Der Tourismus in Island ist im letzten Jahrzehnt in die Höhe geschossen und beobachtet den Fotografen und Regisseur Jussi Hellsten, aber die Emissionen aus Reisen werden nicht in nationalen Beständen unter dem Kyoto -Protokoll gezählt, was die Klimamaneisterung des Landes erschwert.

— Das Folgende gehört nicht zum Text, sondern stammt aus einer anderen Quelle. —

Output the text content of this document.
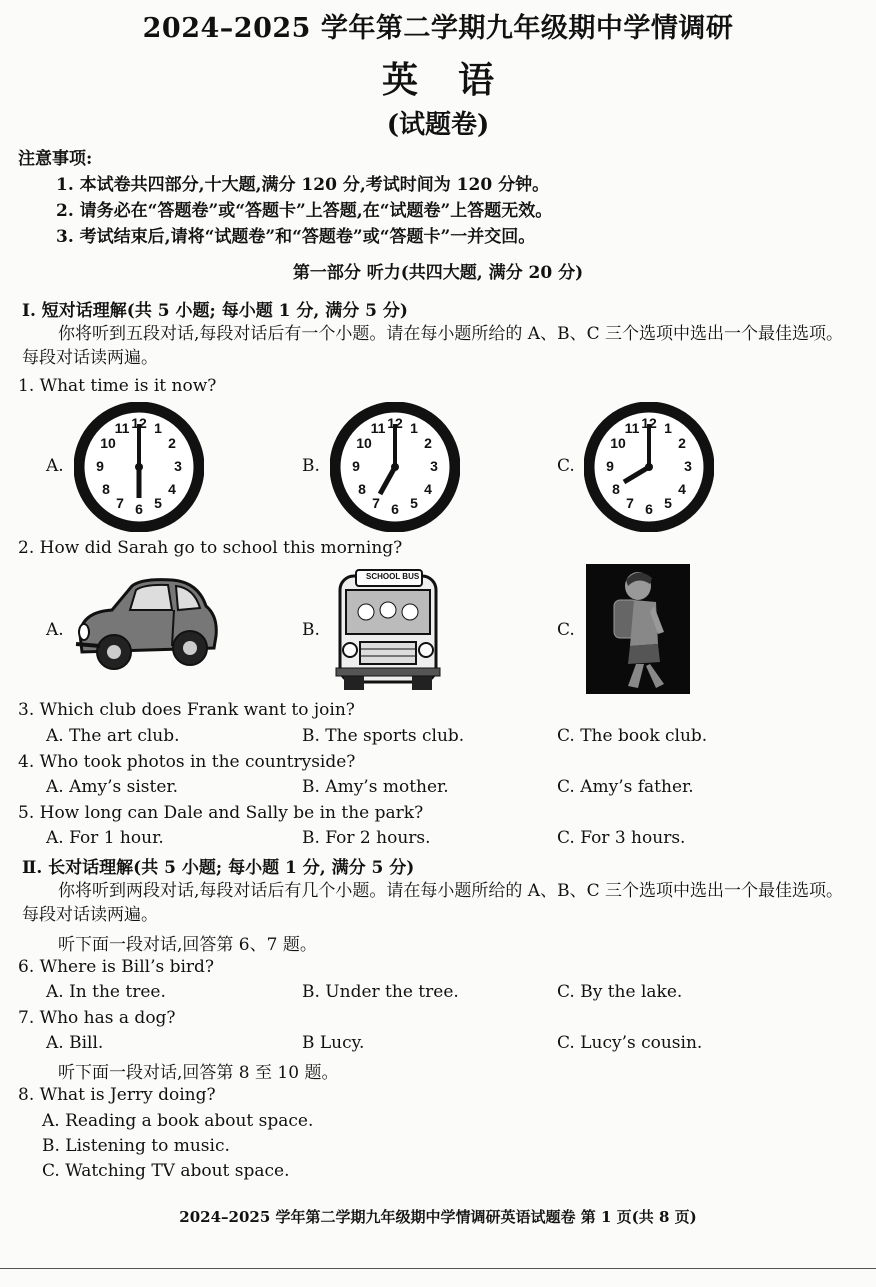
2024–2025 学年第二学期九年级期中学情调研
英语
(试题卷)
注意事项:
1. 本试卷共四部分,十大题,满分 120 分,考试时间为 120 分钟。
2. 请务必在“答题卷”或“答题卡”上答题,在“试题卷”上答题无效。
3. 考试结束后,请将“试题卷”和“答题卷”或“答题卡”一并交回。
第一部分 听力(共四大题, 满分 20 分)
Ⅰ. 短对话理解(共 5 小题; 每小题 1 分, 满分 5 分)
你将听到五段对话,每段对话后有一个小题。请在每小题所给的 A、B、C 三个选项中选出一个最佳选项。每段对话读两遍。
1. What time is it now?
A.	B.	C.
12 1
2
3
4
5
6
7
8
9
10
11	12 1
2
3
4
5
6
7
8
9
10
11	12 1
2
3
4
5
6
7
8
9
10
11
2. How did Sarah go to school this morning?
A.	B.	C.
SCHOOL BUS
3. Which club does Frank want to join?
A. The art club.	B. The sports club.	C. The book club.
4. Who took photos in the countryside?
A. Amy’s sister.	B. Amy’s mother.	C. Amy’s father.
5. How long can Dale and Sally be in the park?
A. For 1 hour.	B. For 2 hours.	C. For 3 hours.
Ⅱ. 长对话理解(共 5 小题; 每小题 1 分, 满分 5 分)
你将听到两段对话,每段对话后有几个小题。请在每小题所给的 A、B、C 三个选项中选出一个最佳选项。每段对话读两遍。
听下面一段对话,回答第 6、7 题。
6. Where is Bill’s bird?
A. In the tree.	B. Under the tree.	C. By the lake.
7. Who has a dog?
A. Bill.	B Lucy.	C. Lucy’s cousin.
听下面一段对话,回答第 8 至 10 题。
8. What is Jerry doing?
A. Reading a book about space.
B. Listening to music.
C. Watching TV about space.
2024–2025 学年第二学期九年级期中学情调研英语试题卷 第 1 页(共 8 页)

„Seit 2021 habe ich den Schnittpunkt von Tourismus und Wiederaufforstung in Island unter Verwendung der digitalen Infrarotfotografie dokumentiert, ein Werkzeug, das üblicherweise zur Beurteilung der Waldgesundheit eingesetzt wird“, erklärt er.
„Die Technik zeigt verborgene Aspekte der Landschaft“, sagt er. Und wie auf diesem Foto unterstreicht auch die wesentliche Rolle von Freiwilligen. In Kindergärten wie Kvistari werden jährlich Millionen von Baumsamen angebaut, die hier abgebildet sind.
1. Plastikmüll an Bali Stränden ausgewaschen
Im Januar 2025 wurden Balis Strände mit Wellen der Plastikverschmutzung überschwemmt. Jedes Jahr spült die Regenzeit die verschmutzten Flüsse Indonesiens und legt Millionen von Tonnen Plastikmüll in die Ozeane ab, die dann entlang der Küsten des Landes waschen.
Obwohl diese Plastikwellen ein jährliches Ereignis sind, wurde 2025 von Einheimischen als „das schlechteste Jahr“ bezeichnet.
Der in Peking ansässige britische Fotograf und Filmemacher Sean Gallagher reiste nach Indonesien, um diese entfaltende Plastikkrise zu dokumentieren. Seine Serie zeigt lokale Indonesier, die sich mit den Bemühungen der Gemeinschaft befassen, um die verschmutzten Strände, Flüsse und Mangroven des Landes zu reinigen.